Domina toda la tierra encartada, el confín de Bizkaia que mira a los paisajes cántabros desde una silueta inconfundible a la vista del horizonte. Es una ermita dedicada a dos santos vecinos, a Fabián y San Sebastián, y algunos hablan de la dedicación a un tercero que es San Roque, protector de la peste. El templo de origen medieval se instaló en la cima del monte Kolitza, que ya era entonces uno de las cinco atalayas bocineras de Bizkaia utilizadas para, desde su altura, lanzar una señal acústica que convocaba a las reuniones de las Juntas Generales de Bizkaia. Sucedía entonces antes del amanecer; una gigantesca hoguera propagaba su destello desde la puntiaguda y visible cumbre a todos los valles de los alrededores. Y al poco de asomar la primera luz del amanecer el aullido de un cuerno extendía la llamada por todo el contorno. Así eran convocados los apoderados –los junteros– que dejaban sus caseríos y aldeas para acudir a la Casa de Juntas a tomar decisiones para la comunidad.

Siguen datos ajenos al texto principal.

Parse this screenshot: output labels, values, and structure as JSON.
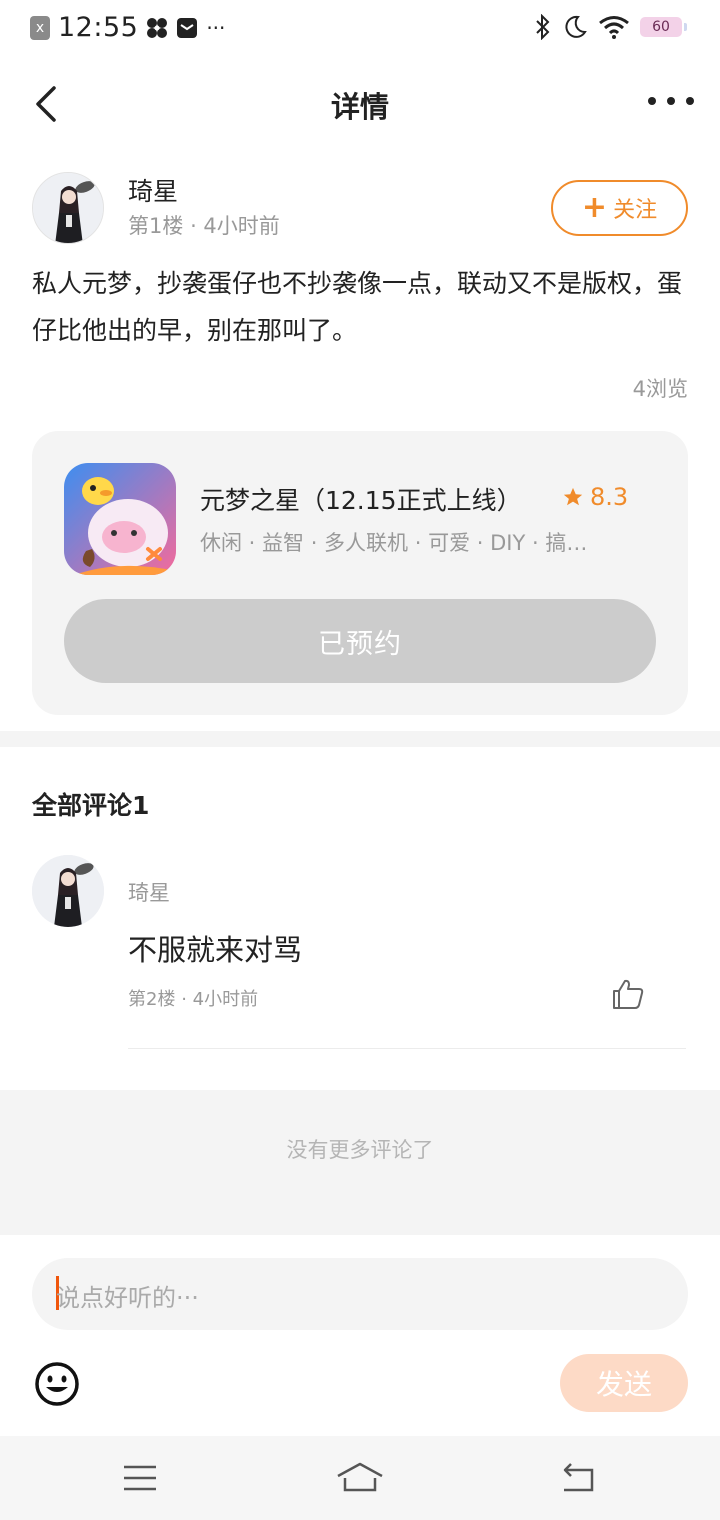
{
  "status_bar": {
    "time": "12:55",
    "notification_glyph": "x",
    "overflow": "···",
    "battery": "60",
    "icons": [
      "close-notification-icon",
      "pinwheel-icon",
      "mail-icon",
      "bluetooth-icon",
      "moon-icon",
      "wifi-icon",
      "battery-icon"
    ]
  },
  "header": {
    "title": "详情",
    "back_icon": "chevron-left-icon",
    "more_icon": "more-dots-icon"
  },
  "post": {
    "author": "琦星",
    "floor": "第1楼",
    "time": "4小时前",
    "follow_plus": "+",
    "follow_label": "关注",
    "content": "私人元梦，抄袭蛋仔也不抄袭像一点，联动又不是版权，蛋仔比他出的早，别在那叫了。",
    "views": "4浏览"
  },
  "game_card": {
    "name": "元梦之星（12.15正式上线）",
    "rating": "8.3",
    "tags": "休闲 · 益智 · 多人联机 · 可爱 · DIY · 搞…",
    "button_label": "已预约"
  },
  "comments": {
    "title": "全部评论1",
    "items": [
      {
        "author": "琦星",
        "text": "不服就来对骂",
        "floor": "第2楼",
        "time": "4小时前"
      }
    ],
    "no_more": "没有更多评论了"
  },
  "composer": {
    "placeholder": "说点好听的···",
    "send_label": "发送"
  },
  "colors": {
    "accent": "#f08b2b",
    "send_disabled": "#fddac6",
    "reserved_button": "#cccccc",
    "caret": "#f0560c"
  },
  "nav_bar": {
    "icons": [
      "menu-icon",
      "home-icon",
      "back-icon"
    ]
  }
}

Los cinco montes bocineros de Bizkaia: Sollube, Oiz, Ganekogorta, Gorbea y Kolitza, gozan todos de una espléndida vista panorámica al estar situados en posiciones estratégicas y por ello el viaje hasta sus cimas está siempre recompensado por las vistas generosas y los horizontes ricos en paisajes.
Kolitza es la cumbre bocinera situada más al sur del territorio, asomada a tierras castellanas en el límite con Burgos y atalaya visual de las Encartaciones, que tenían su casa juntera en Avellaneda. La montaña se sitúa en la cadena de la Sierra de Ordunte, que separa los valles de Mena y Karrantza, elevada en su cima hasta los 874 metros de altitud.
PANDOZALES
Para ir al Kolitza hay casi trepar hasta el barrio de Pandozales, separado de Balmaseda por una larga cuesta de tres kilómetros entre bellos bosques y campiña. Al pie del último caserío se inicia el camino que pronto está capitaneado por la silueta piramidal del Kolitza. La pista se convierte pronto en sendero que avanza primero entre pinares y luego entre brezos. El camino sale a la pista forestal que llega desde la Garbea –un excelente recorrido de bicicleta de montaña para los que lleven buenas piernas a los pedales– y rápidamente deja al caminante al pie del fuerte repecho bajo la cima. Es muy empinado aunque corto y puede suavizarse prolongando el recorrido de la pista que llega hasta el refugio y la nevera deKolitza para remontar desde allí la loma y cresta hasta el mirador de la ermita.
En la cima apenas más espacio que el que ocupa la ermita. En derredor la vista, condicionada por la limpieza del ambiente se prolonga muy lejos, hasta la costa vizcaína, hasta las montañas de Burgos y Cantabria, todo el Cadagua y el interior de Bizkaia hacia Araba.
Según la inscripción que figura en el arco del templo este se construyó en 1111 y la adscripción de San Roque, abogado contra la peste, quedó introducida con motivo de la epidemia que asoló Balmaseda en el siglo XVI. Todavía en la actualidad se mantiene una vieja tradición instaurada hace más de cuatrocientos años; en el segundo día de Pentecostés toda Balmaseda y muchos vecinos del contorno suben a Kolitza. Allí se rezan en esa jornada tres misas, la primera ofrecida por el ayuntamiento de Artzentales, la segunda por el de Turtzios y la tercera por el de Balmaseda.
En Kolitzamemoria y paisajes son aliados lo mismo del viajero que del peregrino. Desde siempre.